The second principal component must is orthogonal to the first principal component. In other words, it does it's best to capture the variance in the "the" and "the data" is not captured by the first principal component . For two-dimensional dataset, there can is only the principal components. Below is a snapshot of the data and its first and second principal. You can notice this second principle component is orthogonal to first principle component. The principal components is sensitive to the scale of measurement and now to fix this issue we should always standardize Var Iables before applying PCA. Applying PCA to your data set loses its meaning. If interpretability of the results is important for your analysis, the PCA are not the right technique for your project.
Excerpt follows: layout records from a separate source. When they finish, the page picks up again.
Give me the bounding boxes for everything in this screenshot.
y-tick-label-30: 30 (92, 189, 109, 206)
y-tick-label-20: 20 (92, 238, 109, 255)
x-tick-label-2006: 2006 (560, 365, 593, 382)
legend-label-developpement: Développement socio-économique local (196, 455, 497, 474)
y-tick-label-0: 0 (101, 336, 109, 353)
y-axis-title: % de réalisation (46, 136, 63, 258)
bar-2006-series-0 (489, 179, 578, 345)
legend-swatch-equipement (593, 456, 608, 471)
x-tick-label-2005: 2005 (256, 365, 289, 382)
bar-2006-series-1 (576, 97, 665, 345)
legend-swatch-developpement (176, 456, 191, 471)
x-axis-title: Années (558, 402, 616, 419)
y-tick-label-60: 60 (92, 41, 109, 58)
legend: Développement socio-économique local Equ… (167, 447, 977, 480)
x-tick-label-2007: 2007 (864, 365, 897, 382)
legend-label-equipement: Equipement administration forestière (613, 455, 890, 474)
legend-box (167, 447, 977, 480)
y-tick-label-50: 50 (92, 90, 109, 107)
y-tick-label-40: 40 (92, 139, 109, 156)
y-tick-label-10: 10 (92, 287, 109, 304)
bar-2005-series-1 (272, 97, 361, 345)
is Dimension Reduction good or bad?

Recently, we received this question in our Data Science forum. Here's the complete answer.

End Note

In this article, we looked at the simplified version of Dimension Reduction covering its importance, benefits, the COMMONL Y methods and the discretion as to if to choose a particular technique. In the future post, I would write about the PCA and Factor analysis in more detail.

Did you find the article useful? Do let us know your thoughts on this article in the comment box below. I would also want to know which dimension reduction technique what do I do?

If you are just read & want to continue your analytics learning, subscribe to US emails, follow we on Twitt Er or like our Facebook page.

Beginners Guide to learn Dimension Reduction techniques

Contact Us

The content source of this page is from Internet, which doesn't represent Alibaba Cloud's opinion; products and services mentioned on that page don't have any relationship with Alibaba Cloud. If the content of the page makes you feel confusing, please write us an email, we will handle the problem within 5 days after receiving your email.

If you find any instances of plagiarism from the community, please send an email to: info-contact@alibabacloud.com and provide relevant evidence. A staff member will contact you within 5 working days.

A Free Trial That Lets You Build Big!

Start building with 50+ products and up to 12 months usage for Elastic Compute Service

  • Sales Support

    1 on 1 presale consultation

  • After-Sales Support

    24/7 Technical Support 6 Free Tickets per Quarter Faster Response

  • Alibaba Cloud offers highly flexible support services tailored to meet your exact needs.